清河崔氏奉行“食不寝不语”,膳间安静得连咀嚼的声音都听不到。
但这一顿饭,却让一个老鳏夫、一个长年独居清河的老人,第一次感受到了儿孙团圆的温暖。
王氏出门之后,偷偷红了眼眶。
崔知暖回去后,书房的灯火通明至深夜,为了两个孩子安安稳稳的,他觉得自己还可以再多奋斗几年。
月色漫过屋脊,敛棠居的红烛忽明忽灭。
“夫君,我们到时候请祖母和父亲到朝宜别庄小住可好?他们肯定会喜欢。”
“嗯。都听娘子的。”
奉行崔氏祖训“寝不语”的两人正在说着悄悄话。
“宝宝,能不能先做点让为夫喜欢的事。”
“可我昨日的还没缓过来呢。”谢宜歌把他们的头发绑在一起,在他身上软软地撒娇。似乎想让他饶了她,但她又用腿缠着他。

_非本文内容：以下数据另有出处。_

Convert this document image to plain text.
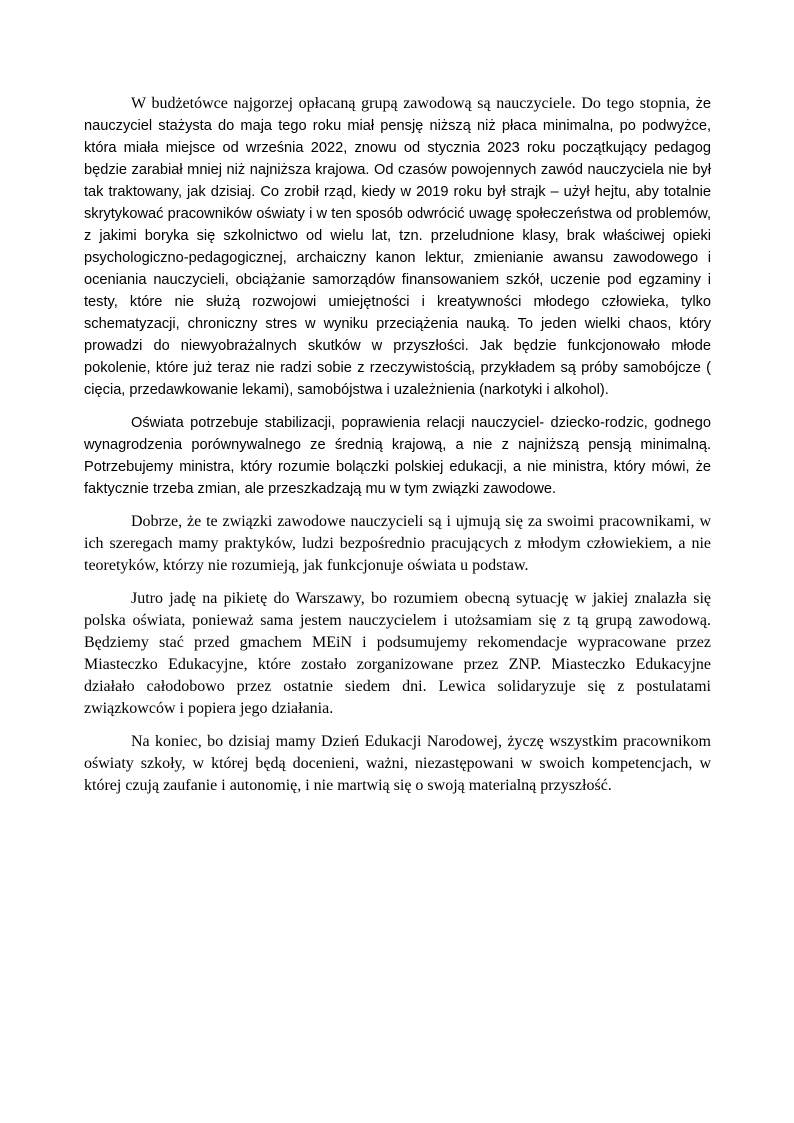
W budżetówce najgorzej opłacaną grupą zawodową są nauczyciele. Do tego stopnia, że nauczyciel stażysta do maja tego roku miał pensję niższą niż płaca minimalna, po podwyżce, która miała miejsce od września 2022, znowu od stycznia 2023 roku początkujący pedagog będzie zarabiał mniej niż najniższa krajowa. Od czasów powojennych zawód nauczyciela nie był tak traktowany, jak dzisiaj. Co zrobił rząd, kiedy w 2019 roku był strajk – użył hejtu, aby totalnie skrytykować pracowników oświaty i w ten sposób odwrócić uwagę społeczeństwa od problemów, z jakimi boryka się szkolnictwo od wielu lat, tzn. przeludnione klasy, brak właściwej opieki psychologiczno-pedagogicznej, archaiczny kanon lektur, zmienianie awansu zawodowego i oceniania nauczycieli, obciążanie samorządów finansowaniem szkół, uczenie pod egzaminy i testy, które nie służą rozwojowi umiejętności i kreatywności młodego człowieka, tylko schematyzacji, chroniczny stres w wyniku przeciążenia nauką. To jeden wielki chaos, który prowadzi do niewyobrażalnych skutków w przyszłości. Jak będzie funkcjonowało młode pokolenie, które już teraz nie radzi sobie z rzeczywistością, przykładem są próby samobójcze ( cięcia, przedawkowanie lekami), samobójstwa i uzależnienia (narkotyki i alkohol).

Oświata potrzebuje stabilizacji, poprawienia relacji nauczyciel- dziecko-rodzic, godnego wynagrodzenia porównywalnego ze średnią krajową, a nie z najniższą pensją minimalną. Potrzebujemy ministra, który rozumie bolączki polskiej edukacji, a nie ministra, który mówi, że faktycznie trzeba zmian, ale przeszkadzają mu w tym związki zawodowe.

Dobrze, że te związki zawodowe nauczycieli są i ujmują się za swoimi pracownikami, w ich szeregach mamy praktyków, ludzi bezpośrednio pracujących z młodym człowiekiem, a nie teoretyków, którzy nie rozumieją, jak funkcjonuje oświata u podstaw.

Jutro jadę na pikietę do Warszawy, bo rozumiem obecną sytuację w jakiej znalazła się polska oświata, ponieważ sama jestem nauczycielem i utożsamiam się z tą grupą zawodową. Będziemy stać przed gmachem MEiN i podsumujemy rekomendacje wypracowane przez Miasteczko Edukacyjne, które zostało zorganizowane przez ZNP. Miasteczko Edukacyjne działało całodobowo przez ostatnie siedem dni. Lewica solidaryzuje się z postulatami związkowców i popiera jego działania.

Na koniec, bo dzisiaj mamy Dzień Edukacji Narodowej, życzę wszystkim pracownikom oświaty szkoły, w której będą docenieni, ważni, niezastępowani w swoich kompetencjach, w której czują zaufanie i autonomię, i nie martwią się o swoją materialną przyszłość.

“那别缓了,明日再缓好不好?”他的声音低哑了几分,“我现在有点急。”
窗外的荷浪翻涌,一阵恼人的风拂过。
不知哪只猫儿叫了一声。短促、婉转,像被踩了尾巴。
随即有烛火被吹灭了。
“夫君,蜡烛灭了,我有点怕。”谢宜歌嗓音里带着泣意。
“不怕。”他声音低沉又有力,“咱们——凿壁偷光。”
一只白嫩嫩的小腿踢向半空。
脚腕上的银铃铛,在帷幔中颠簸摇晃到深夜。
春宵夜短,日头高悬。
谢宜歌有气无力地把脚伸出帷幔之外。
她摸摸身侧的位置,发现没人后,小嘴一撅,就更不想起床了。
“娘子,十七娘的请柬,说邀请您去看戏。”碧春看到她发出了起床的信号,便帮她撩开了帷幔。
谢宜歌躺在床上,懒洋洋地打开了请柬。
“去淑芳斋大剧院看戏?什么时候开的?我怎么不知道?”
“娘子,那您赶紧起床洗漱一番,咱们去一看便知?”碧春朝她眨眨眼。
有了新动力,谢宜歌马上从床上爬了起来。高高兴兴地让碧春给她装扮了起来,还选了一身挂满小珍珠的远山黛襦裙。
“夫君去哪里了?今日还要跟他一起回朝宜别庄呢。”
“大郎君一大早就被崔管家请走了。”
谢宜歌歪着小脑袋想了一下:“那应该是父亲有事找他了。”
她小手往桌子上一拍:“咱们今日就抛弃他,自己去玩。”
于是便带着碧春、知夏、静秋三个侍女一起上了马车,前往淑芳斋大剧院。
大剧院跟淑芳斋的书肆就隔了一条街,是用一个倒闭的大酒楼改造而成。
此时已经焕然一新。外观恢弘雅致,保留了原酒楼的十八排大灯笼,像列队相迎的红衣侍女。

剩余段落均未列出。